Worth: $12.00
FilmInk rates movies out of $20 — the score indicates the amount we believe a ticket to the movie to be worth
Cast:
Elodie, Francesco Patanè, Michele Placido, Francesco Di Leva, Tommaso Ragno, Brenno Placido
Intro:
… derivative of far better gangster films, and so generic that it’s almost a deadpan parody. It’s watchable enough but not especially engaging.
Set in the Puglia region in the far south of Italy, this is in a sense a gangster Western, based on an investigative novel about a real-life vendetta. It’s in black and white, and the cinematography is stunning. Thematically, it’s very roughly a take on Romeo and Juliet, though the ‘star-crossed lovers’ idea is not laboured; they are Andrea (Francesco Patanè) and Marilena (singer Elodie in her first acting role).
The story begins very viscerally, with a shooting in which most of the Malatesta family – but not Andrea’s father – are wiped out by the Camporeales. Flash forward some decades, and Andrea Snr has long since ‘returned the favour’, so that an uneasy peace prevails. Andrea is now sleeping with Marilena, who’s the wife of fugitive Santo Camporeale … a Malatesta is murdered … and the blood feud is literally on again for young and old. Egged on by his bloodthirsty mother, Andrea changes in next to no time from a peaceable drip to a thug with a zeal for killing and for brutality in general. The implausibility of this rapid transformation is really jarring, and the seemingly interminable cycle of death becomes tedious.

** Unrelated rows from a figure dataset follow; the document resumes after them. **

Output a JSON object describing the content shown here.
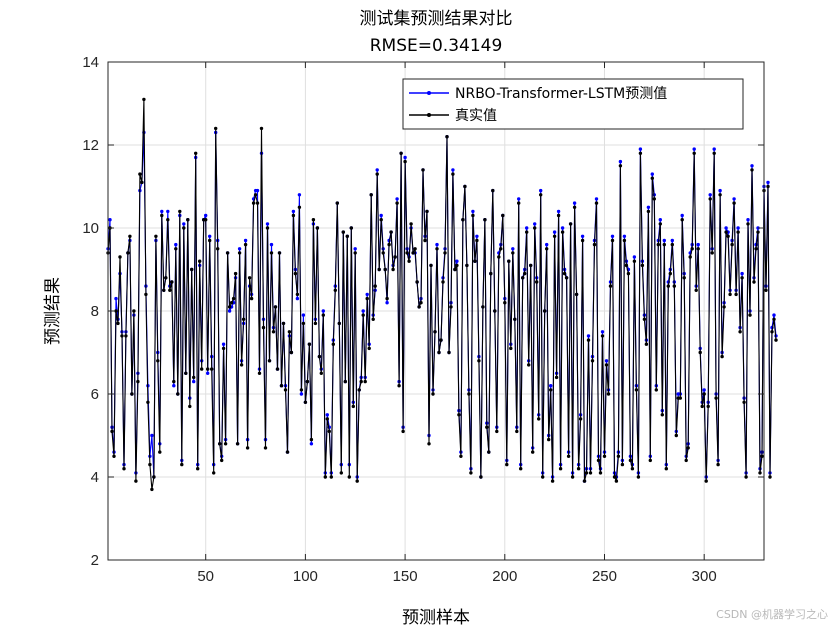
{
  "watermark": "CSDN @机器学习之心",
  "chart_data": {
    "type": "line",
    "title": "测试集预测结果对比",
    "subtitle": "RMSE=0.34149",
    "xlabel": "预测样本",
    "ylabel": "预测结果",
    "xlim": [
      1,
      330
    ],
    "ylim": [
      2,
      14
    ],
    "xticks": [
      50,
      100,
      150,
      200,
      250,
      300
    ],
    "yticks": [
      2,
      4,
      6,
      8,
      10,
      12,
      14
    ],
    "grid": true,
    "legend_position": "top-right",
    "series": [
      {
        "name": "NRBO-Transformer-LSTM预测值",
        "color": "#0000ff",
        "values": [
          9.5,
          10.2,
          5.2,
          4.6,
          8.3,
          7.8,
          8.9,
          7.5,
          4.3,
          7.5,
          9.4,
          9.7,
          6.0,
          7.9,
          4.1,
          6.5,
          10.9,
          11.1,
          12.3,
          8.6,
          6.2,
          4.5,
          5.0,
          4.0,
          9.7,
          7.0,
          4.8,
          10.4,
          8.5,
          8.8,
          10.4,
          8.6,
          8.7,
          6.2,
          9.6,
          6.0,
          10.3,
          4.4,
          10.1,
          6.5,
          10.2,
          5.9,
          9.0,
          6.3,
          11.7,
          4.3,
          9.1,
          6.8,
          10.2,
          10.3,
          6.5,
          9.8,
          6.9,
          4.3,
          12.3,
          9.7,
          4.8,
          4.5,
          7.2,
          4.9,
          9.4,
          8.0,
          8.1,
          8.2,
          8.8,
          4.8,
          9.5,
          6.8,
          7.7,
          9.7,
          4.9,
          8.6,
          8.4,
          10.7,
          10.9,
          10.9,
          6.6,
          11.8,
          7.8,
          4.9,
          10.1,
          6.8,
          9.6,
          7.6,
          8.1,
          6.6,
          9.4,
          6.2,
          7.7,
          6.2,
          4.6,
          7.4,
          7.0,
          10.4,
          9.0,
          8.3,
          10.8,
          6.0,
          7.9,
          5.8,
          6.3,
          7.2,
          4.8,
          10.1,
          7.8,
          10.0,
          6.9,
          6.6,
          8.0,
          4.1,
          5.5,
          5.2,
          4.1,
          7.3,
          8.6,
          10.6,
          7.7,
          4.3,
          9.9,
          6.3,
          9.8,
          4.3,
          10.0,
          5.8,
          9.5,
          4.0,
          6.1,
          6.4,
          8.0,
          6.4,
          8.4,
          7.2,
          10.8,
          7.9,
          8.5,
          11.4,
          9.0,
          10.3,
          9.5,
          9.0,
          8.2,
          9.7,
          9.9,
          9.1,
          9.3,
          10.7,
          6.3,
          11.8,
          5.2,
          11.7,
          9.5,
          9.3,
          10.0,
          9.4,
          9.4,
          8.7,
          8.1,
          8.3,
          11.4,
          9.8,
          10.4,
          5.0,
          9.1,
          6.1,
          7.5,
          9.6,
          7.0,
          7.3,
          8.8,
          9.5,
          12.2,
          7.0,
          8.2,
          11.4,
          9.0,
          9.2,
          5.6,
          4.6,
          10.2,
          11.0,
          9.1,
          6.1,
          4.2,
          10.4,
          9.2,
          9.8,
          6.9,
          4.0,
          8.1,
          10.2,
          5.3,
          4.6,
          8.9,
          10.9,
          8.0,
          5.2,
          9.4,
          9.6,
          10.3,
          8.3,
          4.4,
          9.2,
          7.2,
          9.5,
          7.8,
          5.2,
          10.7,
          4.3,
          8.8,
          9.0,
          10.0,
          6.8,
          9.1,
          4.7,
          10.1,
          8.8,
          5.5,
          10.9,
          4.1,
          8.0,
          9.6,
          5.0,
          6.2,
          4.0,
          9.9,
          6.5,
          10.4,
          4.3,
          10.0,
          9.0,
          8.8,
          4.6,
          10.1,
          4.1,
          10.6,
          8.4,
          4.3,
          5.5,
          9.8,
          3.9,
          4.2,
          7.4,
          4.2,
          6.9,
          9.7,
          10.7,
          4.5,
          4.2,
          7.5,
          4.6,
          6.8,
          6.1,
          8.7,
          9.8,
          4.1,
          4.0,
          4.6,
          11.6,
          4.4,
          9.8,
          9.2,
          9.0,
          4.5,
          4.3,
          9.3,
          6.2,
          4.1,
          11.9,
          9.2,
          7.9,
          7.3,
          10.5,
          4.5,
          11.3,
          10.8,
          6.2,
          9.7,
          10.2,
          5.6,
          9.7,
          4.3,
          8.7,
          9.0,
          9.7,
          8.7,
          5.1,
          6.0,
          6.0,
          10.3,
          8.9,
          4.5,
          4.8,
          9.4,
          9.6,
          11.9,
          8.6,
          9.6,
          7.1,
          5.8,
          6.1,
          4.0,
          5.8,
          10.8,
          9.5,
          11.9,
          6.0,
          4.4,
          10.9,
          7.0,
          8.2,
          10.0,
          9.9,
          8.5,
          9.7,
          10.7,
          8.5,
          10.0,
          7.6,
          8.9,
          5.9,
          4.1,
          10.2,
          8.0,
          11.5,
          8.8,
          9.6,
          10.0,
          4.2,
          4.6,
          11.0,
          8.6,
          11.1,
          4.1,
          7.6,
          7.9,
          7.4
        ]
      },
      {
        "name": "真实值",
        "color": "#000000",
        "values": [
          9.4,
          10.0,
          5.1,
          4.5,
          8.0,
          7.7,
          9.3,
          7.4,
          4.2,
          7.4,
          9.4,
          9.8,
          6.0,
          8.0,
          3.9,
          6.3,
          11.3,
          11.1,
          13.1,
          8.4,
          5.8,
          4.3,
          3.7,
          4.0,
          9.8,
          6.8,
          4.6,
          10.3,
          8.5,
          8.8,
          10.2,
          8.5,
          8.7,
          6.3,
          9.5,
          6.0,
          10.4,
          4.3,
          10.0,
          6.5,
          10.2,
          5.7,
          9.0,
          6.4,
          11.8,
          4.2,
          9.2,
          6.6,
          10.2,
          10.2,
          6.6,
          9.7,
          6.6,
          4.1,
          12.4,
          9.5,
          4.8,
          4.4,
          7.1,
          4.8,
          9.4,
          8.1,
          8.2,
          8.3,
          8.9,
          4.8,
          9.4,
          6.7,
          7.8,
          9.6,
          4.7,
          8.8,
          8.3,
          10.6,
          10.8,
          10.6,
          6.5,
          12.4,
          7.6,
          4.7,
          10.0,
          6.8,
          9.4,
          7.5,
          8.1,
          6.6,
          9.4,
          6.2,
          7.7,
          6.1,
          4.6,
          7.5,
          7.0,
          10.3,
          8.9,
          8.4,
          10.5,
          6.1,
          7.7,
          5.8,
          6.3,
          7.2,
          4.9,
          10.2,
          7.7,
          10.0,
          6.9,
          6.5,
          7.9,
          4.0,
          5.4,
          5.1,
          4.0,
          7.2,
          8.5,
          10.6,
          7.7,
          4.1,
          9.9,
          6.3,
          9.8,
          4.0,
          10.0,
          5.7,
          9.4,
          3.9,
          6.1,
          6.3,
          7.9,
          6.3,
          8.3,
          7.1,
          10.8,
          7.8,
          8.6,
          11.3,
          9.0,
          10.2,
          9.4,
          9.0,
          8.3,
          9.6,
          9.9,
          9.0,
          9.3,
          10.6,
          6.2,
          11.8,
          5.1,
          11.6,
          9.4,
          9.2,
          10.1,
          9.4,
          9.5,
          8.7,
          8.1,
          8.2,
          11.4,
          9.7,
          10.4,
          4.8,
          9.1,
          6.0,
          7.5,
          9.5,
          7.0,
          7.3,
          8.7,
          9.4,
          12.2,
          7.0,
          8.1,
          11.3,
          9.0,
          9.1,
          5.5,
          4.5,
          10.2,
          11.0,
          9.1,
          6.0,
          4.1,
          10.3,
          9.2,
          9.7,
          6.8,
          4.0,
          8.1,
          10.2,
          5.2,
          4.6,
          8.9,
          10.9,
          8.0,
          5.1,
          9.3,
          9.5,
          10.3,
          8.2,
          4.3,
          9.2,
          7.1,
          9.4,
          7.8,
          5.1,
          10.6,
          4.2,
          8.8,
          8.9,
          9.9,
          6.7,
          9.1,
          4.6,
          10.0,
          8.7,
          5.4,
          10.8,
          4.0,
          8.0,
          9.5,
          4.9,
          6.1,
          3.9,
          9.8,
          6.4,
          10.3,
          4.2,
          9.9,
          8.9,
          8.8,
          4.5,
          10.1,
          4.0,
          10.5,
          8.4,
          4.2,
          5.4,
          9.7,
          3.9,
          4.1,
          7.3,
          4.1,
          6.8,
          9.6,
          10.6,
          4.4,
          4.1,
          7.4,
          4.5,
          6.7,
          6.0,
          8.6,
          9.7,
          4.0,
          3.9,
          4.5,
          11.5,
          4.3,
          9.7,
          9.1,
          8.9,
          4.4,
          4.2,
          9.2,
          6.1,
          4.0,
          11.8,
          9.1,
          7.8,
          7.2,
          10.4,
          4.4,
          11.2,
          10.7,
          6.1,
          9.6,
          10.1,
          5.5,
          9.6,
          4.2,
          8.6,
          8.9,
          9.6,
          8.6,
          5.0,
          5.9,
          5.9,
          10.2,
          8.8,
          4.4,
          4.7,
          9.3,
          9.5,
          11.8,
          8.5,
          9.5,
          7.0,
          5.7,
          6.0,
          3.9,
          5.7,
          10.7,
          9.4,
          11.8,
          5.9,
          4.3,
          10.8,
          6.9,
          8.1,
          9.9,
          9.8,
          8.4,
          9.6,
          10.6,
          8.4,
          9.9,
          7.5,
          8.8,
          5.8,
          4.0,
          10.1,
          7.9,
          11.4,
          8.7,
          9.5,
          9.9,
          4.1,
          4.5,
          10.9,
          8.5,
          11.0,
          4.0,
          7.5,
          7.8,
          7.3
        ]
      }
    ]
  }
}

Burning Hearts is a directorial debut, and (perhaps because of that) it’s visually showy and a triumph of style over substance – though, to be fair, that exquisite style is no small thing, and it will look great on the big screen. There are a couple of impressive set-pieces, notably a slow-motion sequence in which a herd of cattle (“the cows of war”) moves towards a funeral. But the whole thing is derivative of far better gangster films, and so generic that it’s almost a deadpan parody. It’s watchable enough but not especially engaging. On balance, it’s just OK.